As discussed in the comments above running a PHP script in an infinite loop with a sleep
or a usleep
is incorrect for two reasons
- The browser will not see any event data (presumably it waits for the connection to close first) while that script is still running. I recall that early browser implementations of SSE allowed this but it is no longer the case.
- Even if it did work browser-side you would still be faced with the issue of having a PHP script that runs excessively long (until the PHP.ini time_out settings kick in). If this happens once or twice it is OK. If there are X thousand browsers that simultaneously seek the same SSE from your server it will bring down your server.
The right way to do things is to get your PHP script to respond with event stream data and then gracefully terminate as it would normally do. Provide a retry
value - in milliseconds - if you want to control when the browser tries again. Here is some sample code
function yourEventData(&$retry)
{
//do your own stuff here and return your event data.
//You might want to return a $retry value (milliseconds)
//so the browser knows when to try again (not the default 3000 ms)
}
header('Content-Type: text/event-stream');
header('Cache-Control: no-cache');
header('Access-Control-Allow-Origin: *');//optional
$data = yourEventData($retry);
echo "data:{$str}
retry:{$retry}
";
As an answer to the original question this is a bit late but nevertheless in the interests of completeness:
What you get when you poll the server in this way is just data. What you do with it afterwards is entirely up to you. If you want to treat those data as an image and update an image displayed in your web page you would simply do
document.getElementById("imageID").src = "data:image/png;base64," + Your event stream data;
So much for the principles. I have on occasion forgotten that retry
has to been in milliseconds and ended up returning, for example, retry:5
which, much to my surprise, still worked. However, I would hesitate to use SSE to update a browser side image at 100ms intervals. A more typical usage would be along the following lines
- User requests a job on the server. That job either gets queued behind other jobs or is likely to take quite a bit of time to execute (e.g. creating a PDF or an Excel spreadsheet and sending it back)

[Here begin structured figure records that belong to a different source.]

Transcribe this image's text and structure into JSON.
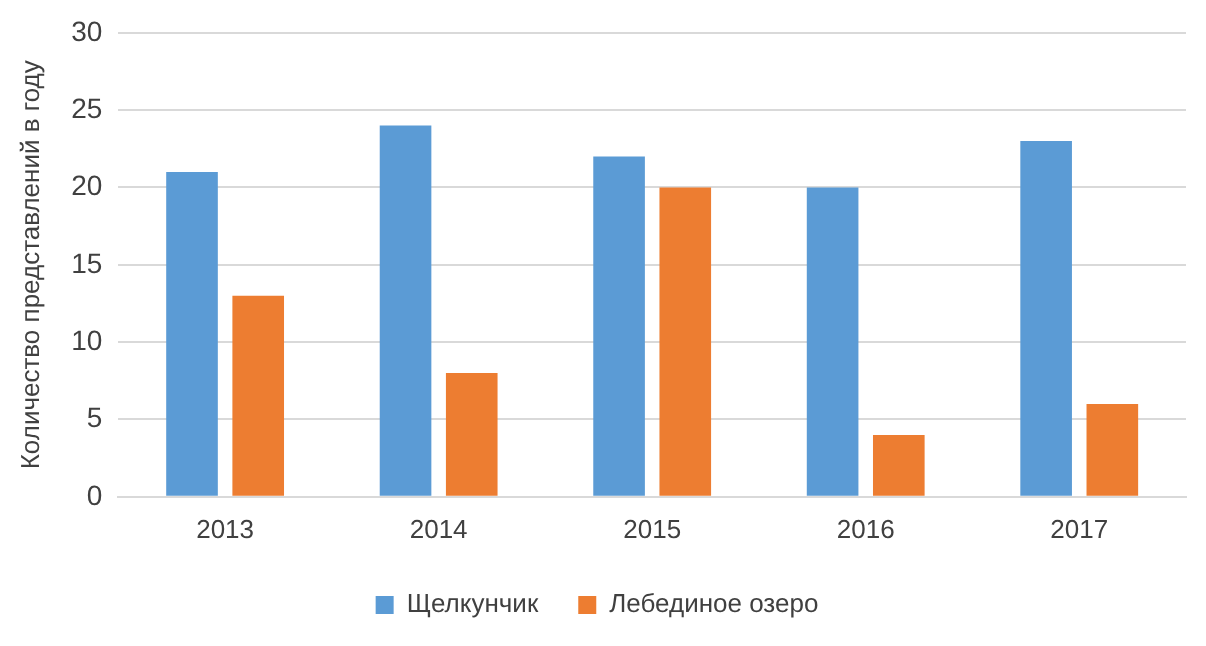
{
  "chart_data": {
    "type": "bar",
    "ylabel": "Количество представлений в году",
    "categories": [
      "2013",
      "2014",
      "2015",
      "2016",
      "2017"
    ],
    "series": [
      {
        "name": "Щелкунчик",
        "color": "#5b9bd5",
        "values": [
          21,
          24,
          22,
          20,
          23
        ]
      },
      {
        "name": "Лебединое озеро",
        "color": "#ed7d31",
        "values": [
          13,
          8,
          20,
          4,
          6
        ]
      }
    ],
    "ylim": [
      0,
      30
    ],
    "yticks": [
      0,
      5,
      10,
      15,
      20,
      25,
      30
    ],
    "grid": "y",
    "legend": "bottom"
  }
}
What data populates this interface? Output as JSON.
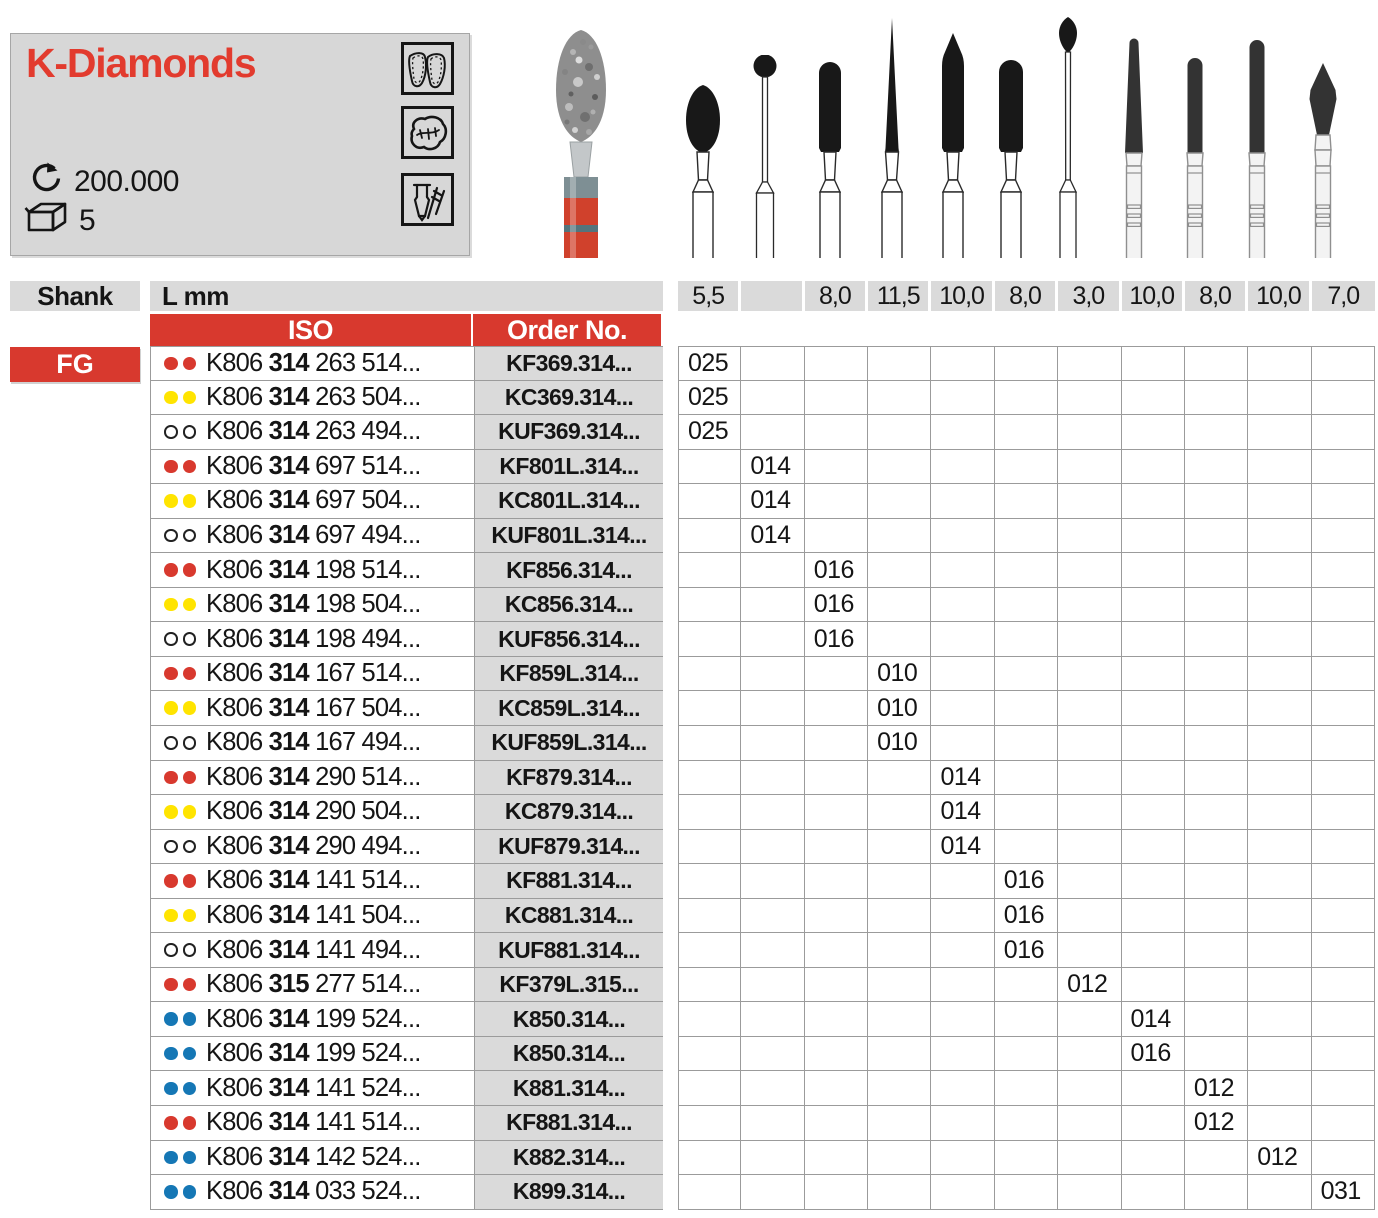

- Instead of making the user wait with no feedback - and risking a timeout - one can fire up an SSE which tells the browser the ETA for the job to finish and a
retry
value is setup so the browser knows when to look again for a result.
- The ETA is used to provide the user with some feedback
- At the end of the ETA the browser will look again (browsers do this automatically so you need do nothing)
- If for some reason the job is not completed by the server it should indicate that in the event stream it returns, e.g.
data{"code":-1}
so browser side code can deal with the situation gracefully.
There are other usage scenarios - updating stock quotes, news headlines etc. Updating images at 100ms intervals feels -a purely personal view - like a misuse of the technology.
It is now close to 5 years since I posted this answer and it still gets upvoted quite regularly. For the benefit of anyone still using it as a reference - in many ways SSE is, in my view, a rather outdated technology. With the advent of widespread support for WebSockets why bother doing SSE. Quite apart from anything else the cost of setting up and tearing down an HTTPS connection from the browser for each browser side retry is very high. The WSS protocol is far more efficient.
A spot of reading if you want to implement websockets
- Client Side
- Server side via PHP with Ratchet
- With Nginx and NChan
To my mind PHP is not a great language to handle websockets and Ratchet is far from easy to setup. The Nginx/NChan route is far easier.